Part of Dossena’s triumph was due to his skill in finding authentic materials and in ageing his pieves. Genuine Gothic wood sculptures, for instance, were gilded or painted. To reproduce this, Dossena soaked the paint from old but relatively useless statuary or picture frames. He used the wood to sculpt new statues and carefully re-applied the flecks of paint.

As for his ‘ancient’ marble sculptures, the appearance of authentic antiquity was achieved by action of an acid formula whose composition was kept secret. This produced a discoloration and hardness in depth which completely deceived the museum experts.

During the 1920s, Dossena’s fakes were displayed in the greatest art museums and galleries in the Western world.

Madonna and Child by Alceo Dossena, 1930, San Diego Museum of Art

Two of Dossena’s sculptures are on permanent display in the Frick Fine Arts Building at the University of Pittsburgh. They were intended to appear as if they had been mounted on a Renaissance church, carved by Simone Martini. The subject matter is the Virgin Mary and angel Gabriel.
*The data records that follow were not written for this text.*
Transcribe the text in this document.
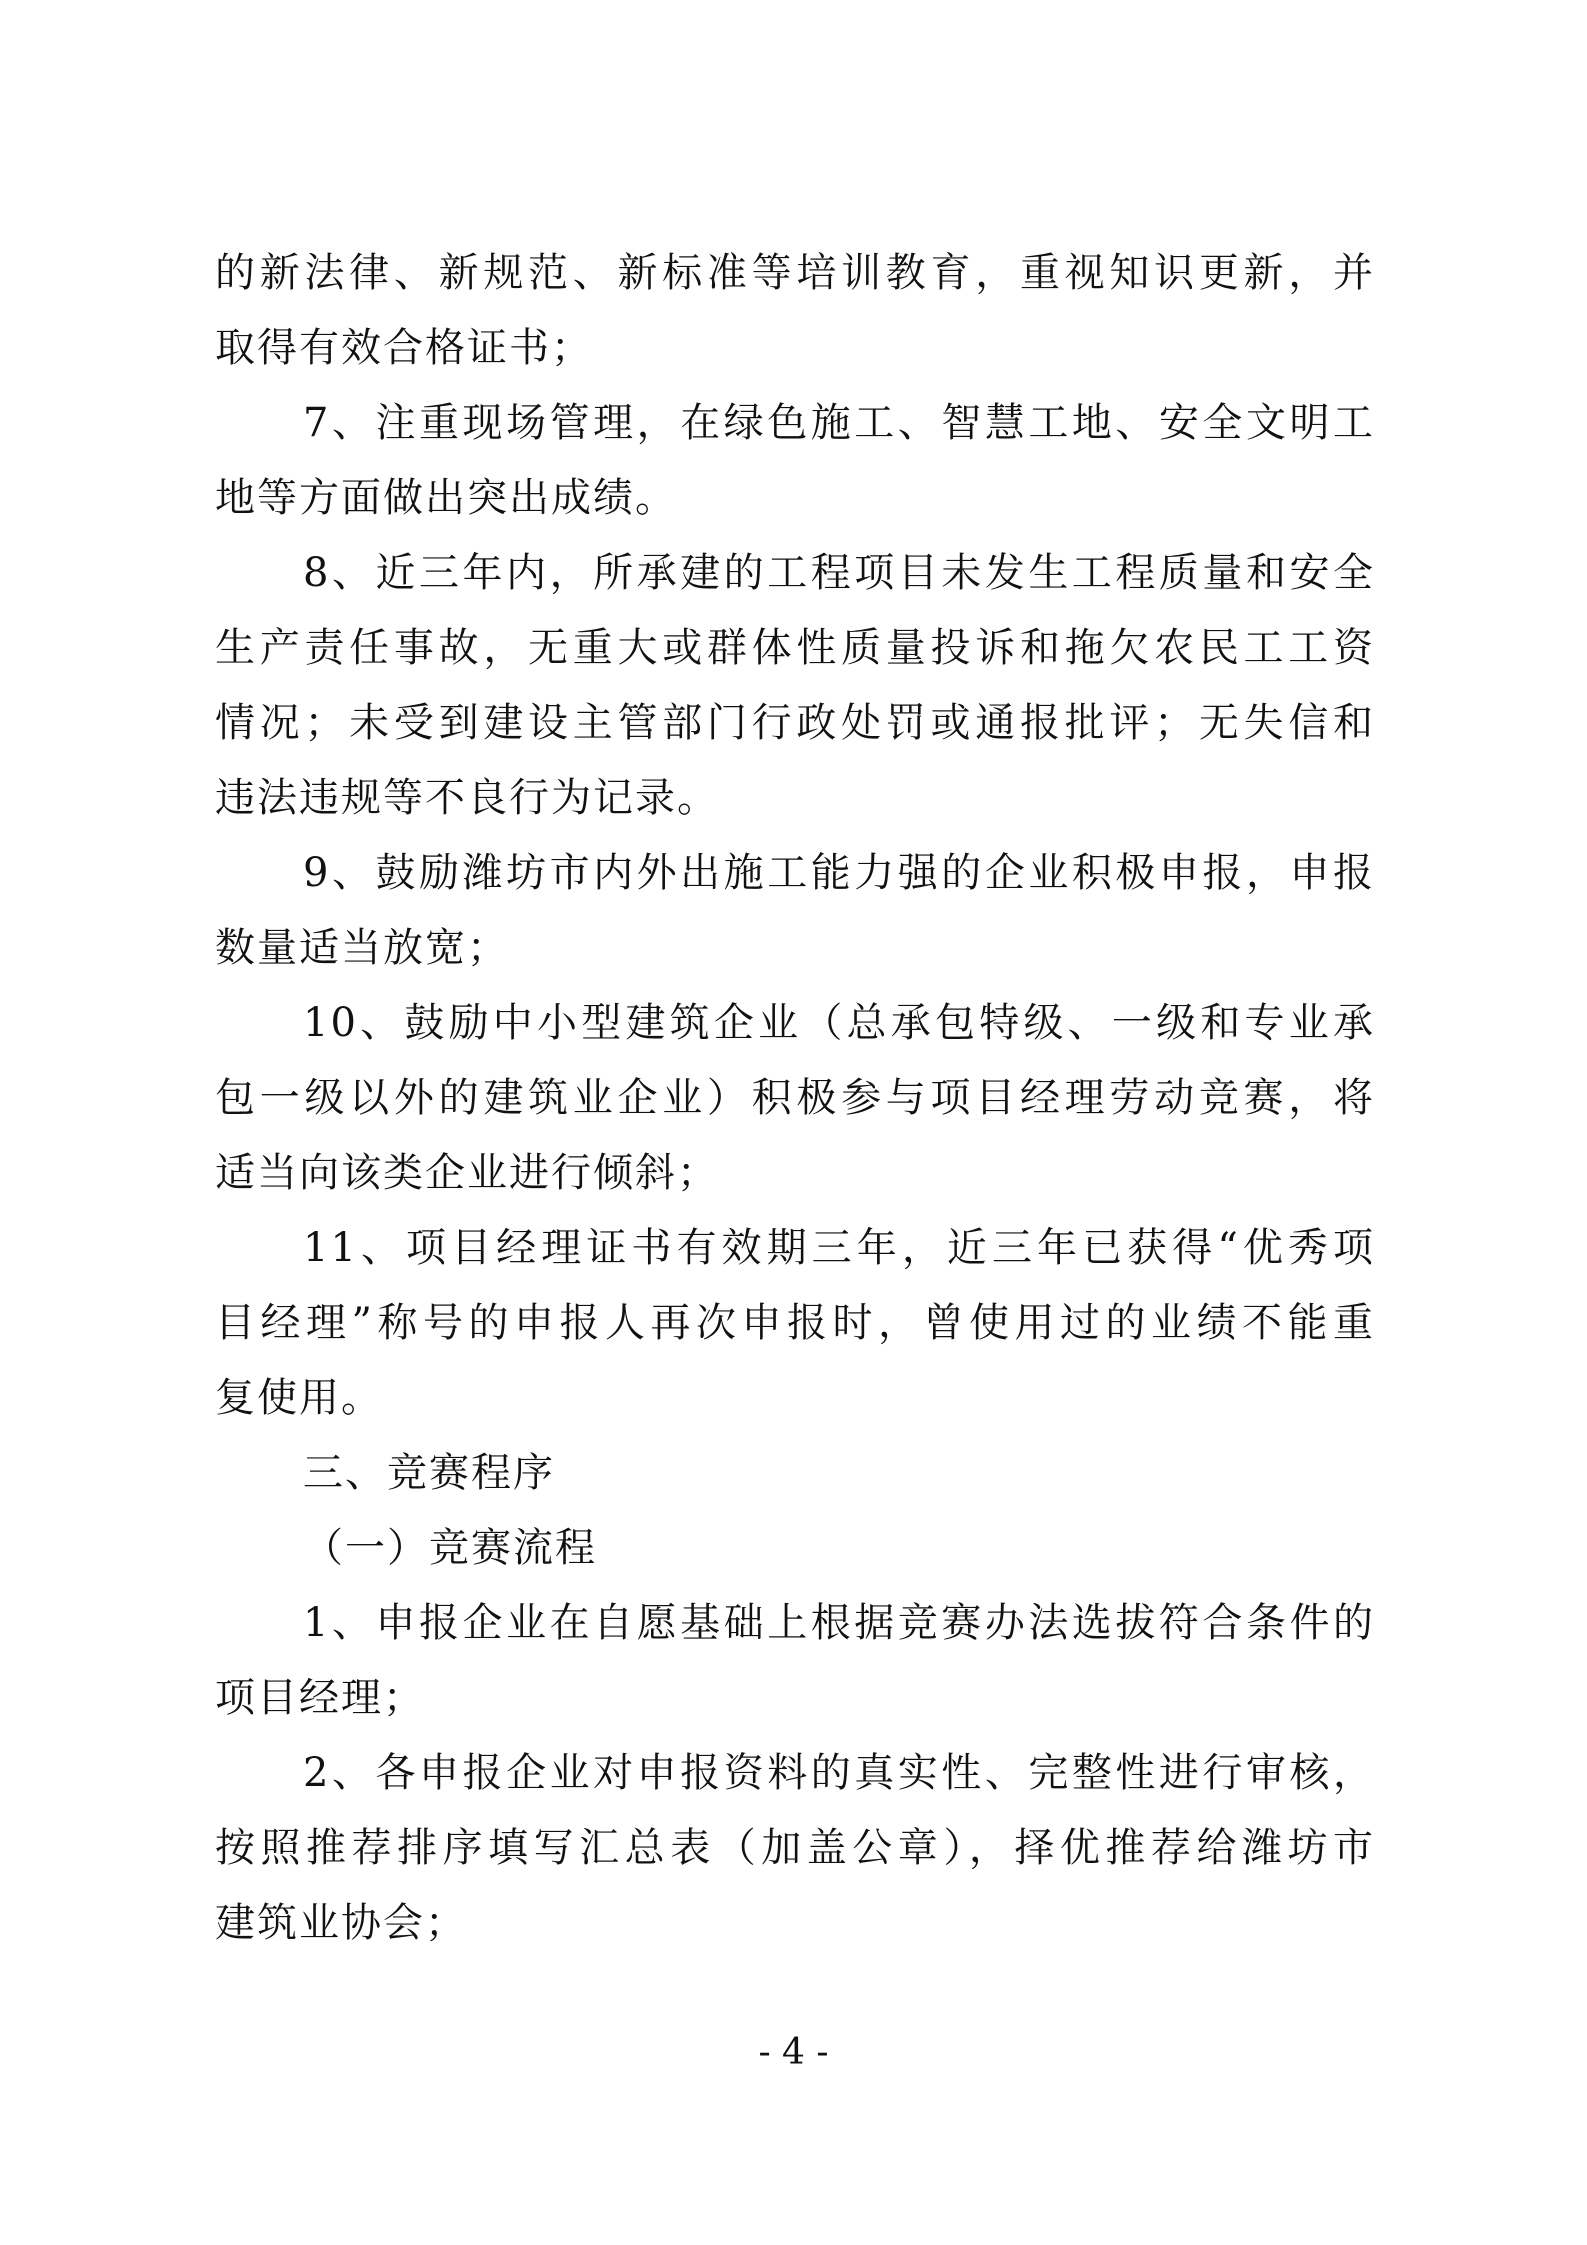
的新法律、新规范、新标准等培训教育，重视知识更新，并
取得有效合格证书；
7、注重现场管理，在绿色施工、智慧工地、安全文明工
地等方面做出突出成绩。
8、近三年内，所承建的工程项目未发生工程质量和安全
生产责任事故，无重大或群体性质量投诉和拖欠农民工工资
情况；未受到建设主管部门行政处罚或通报批评；无失信和
违法违规等不良行为记录。
9、鼓励潍坊市内外出施工能力强的企业积极申报，申报
数量适当放宽；
10、鼓励中小型建筑企业（总承包特级、一级和专业承
包一级以外的建筑业企业）积极参与项目经理劳动竞赛，将
适当向该类企业进行倾斜；
11、项目经理证书有效期三年，近三年已获得“优秀项
目经理”称号的申报人再次申报时，曾使用过的业绩不能重
复使用。
三、竞赛程序
（一）竞赛流程
1、申报企业在自愿基础上根据竞赛办法选拔符合条件的
项目经理；
2、各申报企业对申报资料的真实性、完整性进行审核，
按照推荐排序填写汇总表（加盖公章），择优推荐给潍坊市
建筑业协会；
- 4 -
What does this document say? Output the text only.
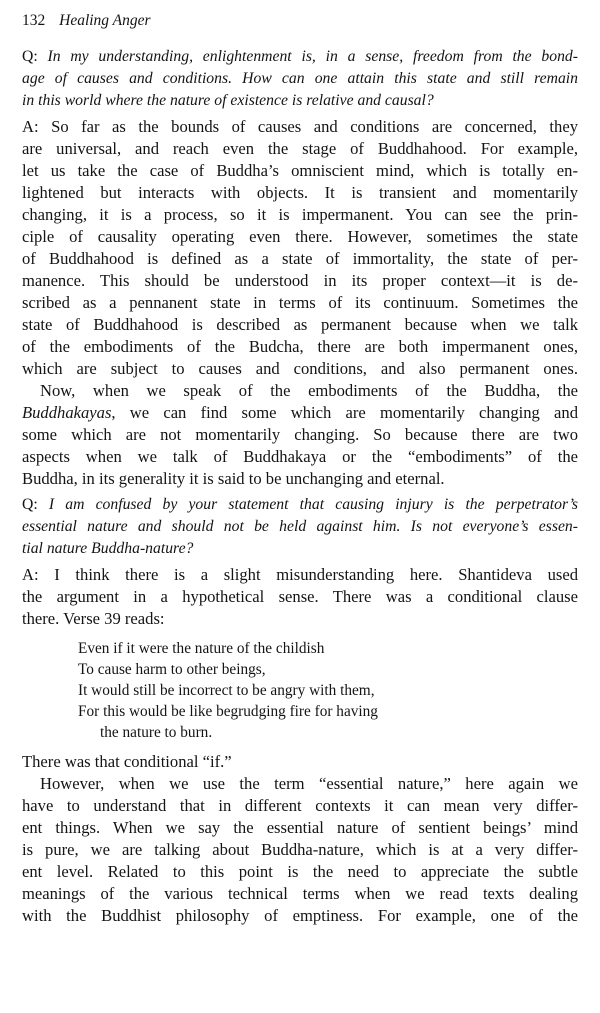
132 Healing Anger
Q: In my understanding, enlightenment is, in a sense, freedom from the bond-
age of causes and conditions. How can one attain this state and still remain
in this world where the nature of existence is relative and causal?
A: So far as the bounds of causes and conditions are concerned, they
are universal, and reach even the stage of Buddhahood. For example,
let us take the case of Buddha’s omniscient mind, which is totally en-
lightened but interacts with objects. It is transient and momentarily
changing, it is a process, so it is impermanent. You can see the prin-
ciple of causality operating even there. However, sometimes the state
of Buddhahood is defined as a state of immortality, the state of per-
manence. This should be understood in its proper context—it is de-
scribed as a pennanent state in terms of its continuum. Sometimes the
state of Buddhahood is described as permanent because when we talk
of the embodiments of the Budcha, there are both impermanent ones,
which are subject to causes and conditions, and also permanent ones.
Now, when we speak of the embodiments of the Buddha, the
Buddhakayas, we can find some which are momentarily changing and
some which are not momentarily changing. So because there are two
aspects when we talk of Buddhakaya or the “embodiments” of the
Buddha, in its generality it is said to be unchanging and eternal.
Q: I am confused by your statement that causing injury is the perpetrator’s
essential nature and should not be held against him. Is not everyone’s essen-
tial nature Buddha-nature?
A: I think there is a slight misunderstanding here. Shantideva used
the argument in a hypothetical sense. There was a conditional clause
there. Verse 39 reads:
Even if it were the nature of the childish
To cause harm to other beings,
It would still be incorrect to be angry with them,
For this would be like begrudging fire for having
the nature to burn.
There was that conditional “if.”
However, when we use the term “essential nature,” here again we
have to understand that in different contexts it can mean very differ-
ent things. When we say the essential nature of sentient beings’ mind
is pure, we are talking about Buddha-nature, which is at a very differ-
ent level. Related to this point is the need to appreciate the subtle
meanings of the various technical terms when we read texts dealing
with the Buddhist philosophy of emptiness. For example, one of the
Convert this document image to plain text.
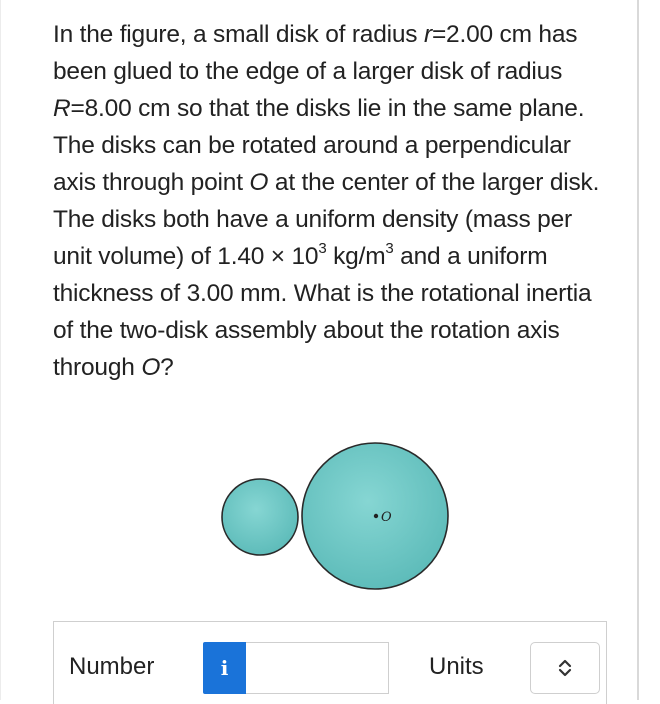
In the figure, a small disk of radius r=2.00 cm has been glued to the edge of a larger disk of radius R=8.00 cm so that the disks lie in the same plane. The disks can be rotated around a perpendicular axis through point O at the center of the larger disk. The disks both have a uniform density (mass per unit volume) of $1.40 \times 10^3$ $kg/m^3$ and a uniform thickness of 3.00 mm. What is the rotational inertia of the two-disk assembly about the rotation axis through O?
O
Number	i	Units
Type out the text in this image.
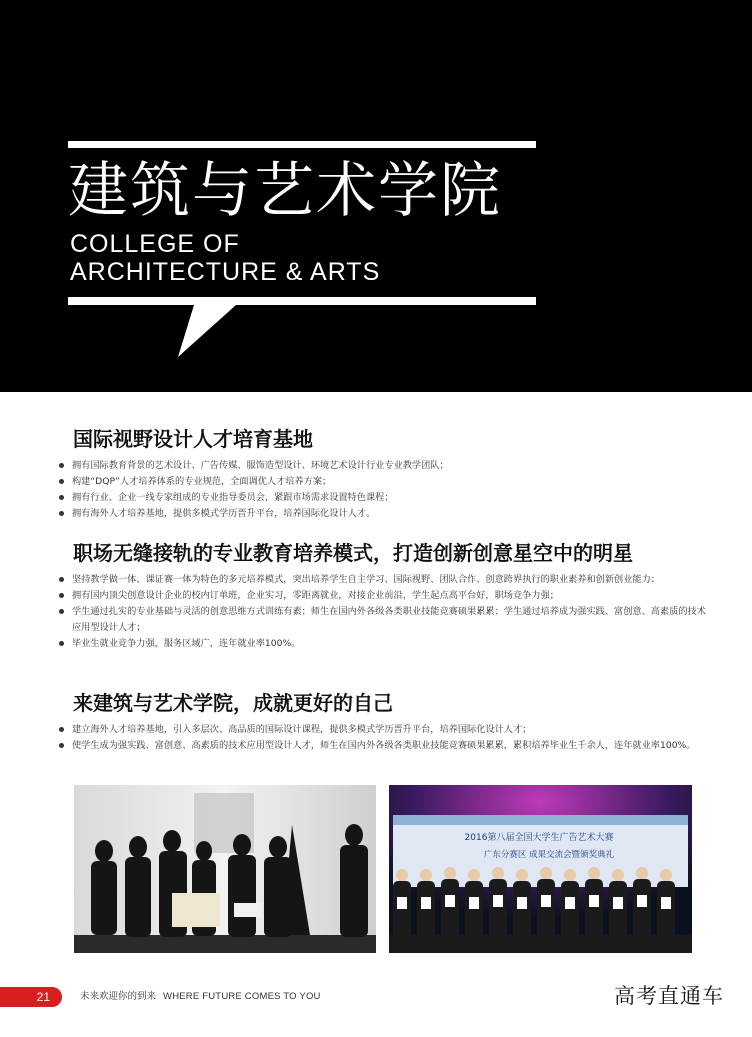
建筑与艺术学院
COLLEGE OF
ARCHITECTURE & ARTS
国际视野设计人才培育基地
拥有国际教育背景的艺术设计、广告传媒、服饰造型设计、环境艺术设计行业专业教学团队；
构建“DQP”人才培养体系的专业规范，全面调优人才培养方案；
拥有行业、企业一线专家组成的专业指导委员会，紧跟市场需求设置特色课程；
拥有海外人才培养基地，提供多模式学历晋升平台，培养国际化设计人才。
职场无缝接轨的专业教育培养模式，打造创新创意星空中的明星
坚持教学做一体、课证赛一体为特色的多元培养模式，突出培养学生自主学习、国际视野、团队合作、创意跨界执行的职业素养和创新创业能力；
拥有国内顶尖创意设计企业的校内订单班，企业实习，零距离就业，对接企业前沿，学生起点高平台好，职场竞争力强；
学生通过扎实的专业基础与灵活的创意思维方式训练有素；师生在国内外各级各类职业技能竞赛硕果累累；学生通过培养成为强实践、富创意、高素质的技术应用型设计人才；
毕业生就业竞争力强，服务区域广，连年就业率100%。
来建筑与艺术学院，成就更好的自己
建立海外人才培养基地，引入多层次、高品质的国际设计课程，提供多模式学历晋升平台，培养国际化设计人才；
使学生成为强实践、富创意、高素质的技术应用型设计人才，师生在国内外各级各类职业技能竞赛硕果累累，累积培养毕业生千余人，连年就业率100%。
2016第八届全国大学生广告艺术大赛
广东分赛区 成果交流会暨颁奖典礼
21	未来欢迎你的到来 WHERE FUTURE COMES TO YOU	高考直通车
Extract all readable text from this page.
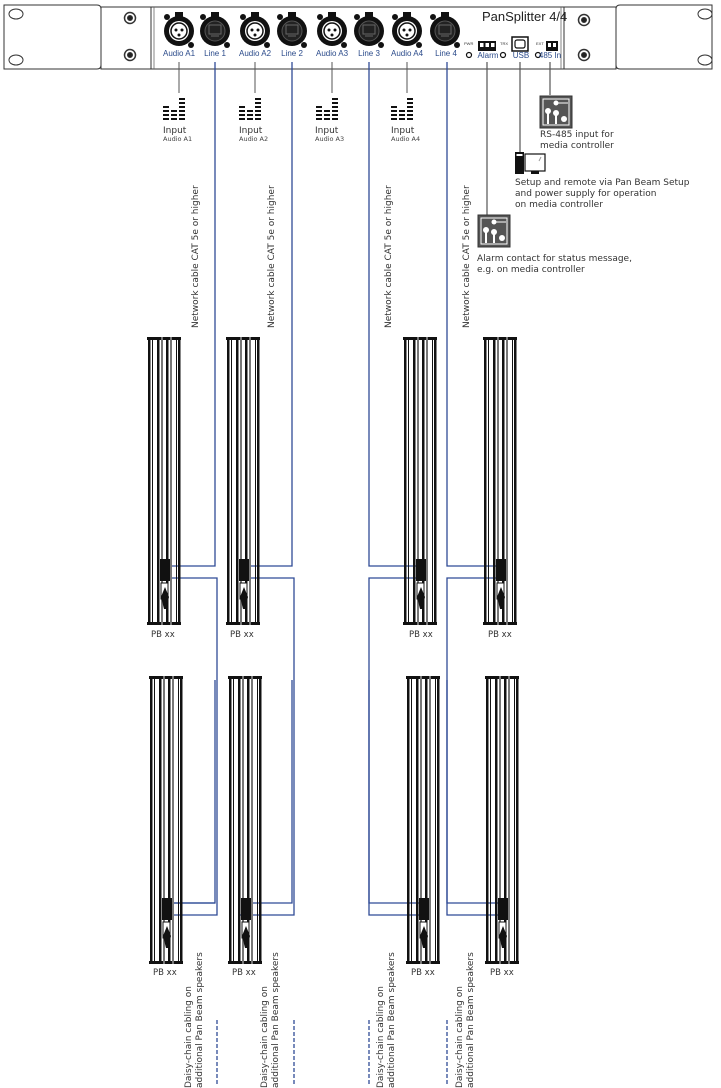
PWR	TRX	EXT
PanSplitter 4/4
Audio A1	Line 1	Audio A2	Line 2	Audio A3	Line 3	Audio A4	Line 4	Alarm	USB	485 In
Input
Audio A1
Input
Audio A2
Input
Audio A3
Input
Audio A4	RS-485 input for
media controller
Setup and remote via Pan Beam Setup
and power supply for operation
on media controller
Alarm contact for status message,
e.g. on media controller
Network cable CAT 5e or higher	Network cable CAT 5e or higher	Network cable CAT 5e or higher	Network cable CAT 5e or higher
PB xx	PB xx	PB xx	PB xx
PB xx	PB xx	PB xx	PB xx
Daisy-chain cabling on additional Pan Beam speakers	Daisy-chain cabling on additional Pan Beam speakers	Daisy-chain cabling on additional Pan Beam speakers	Daisy-chain cabling on additional Pan Beam speakers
Alceo Dossena statues at the University of Pittsburgh.

Naturally, there was growing suspicion due to the sheer number of newly discovered masterpieces. But no one suspected that all this was the brainchild of a single artist.

The Cleveland Museum of Art, for instance, owned a wooden ‘Madonna and Child’ in the style of Giovanni Pisano (c. 1245-1314) which had been carved by Dossena. In 1927, X-ray revealed 20th-century nails inside, causing it to be immediately removed from display. Then, in the very same month, another Dossena fake, a marble ‘Athena’ was bought by the same museum for $120,000!

The following year, Dossena noticed something unusual. Most of his works were in large collections as ancient, and yet here he was receiving only about $200 per sale. His dealers had been keeping most of the money. Disgusted by their tactics, Dossena sued his dealers. In court, he finally confessed to forging several famous sculptures, but defended himself against forgery charges by claiming that he had been unaware that others were selling his work under false pretenses. A trial cleared him and he was awarded $66,000 in compensation.

Subsequently, he tried to exhibit his forged works in the New York Metropolitan Museum of Art. Unfortunately for him, it turned out to be a failure. When a forgery of his sold at a peak price of $150,000, the Italian government auctioned 39 of his works in 1933 for $9,000.

Four years later, he died a poor man.

When Dossena confessed to forging several famous works of art, many refused to believe him. In fact, even today, there are some of his works in galleries and collections which are still attributed to the Old Masters.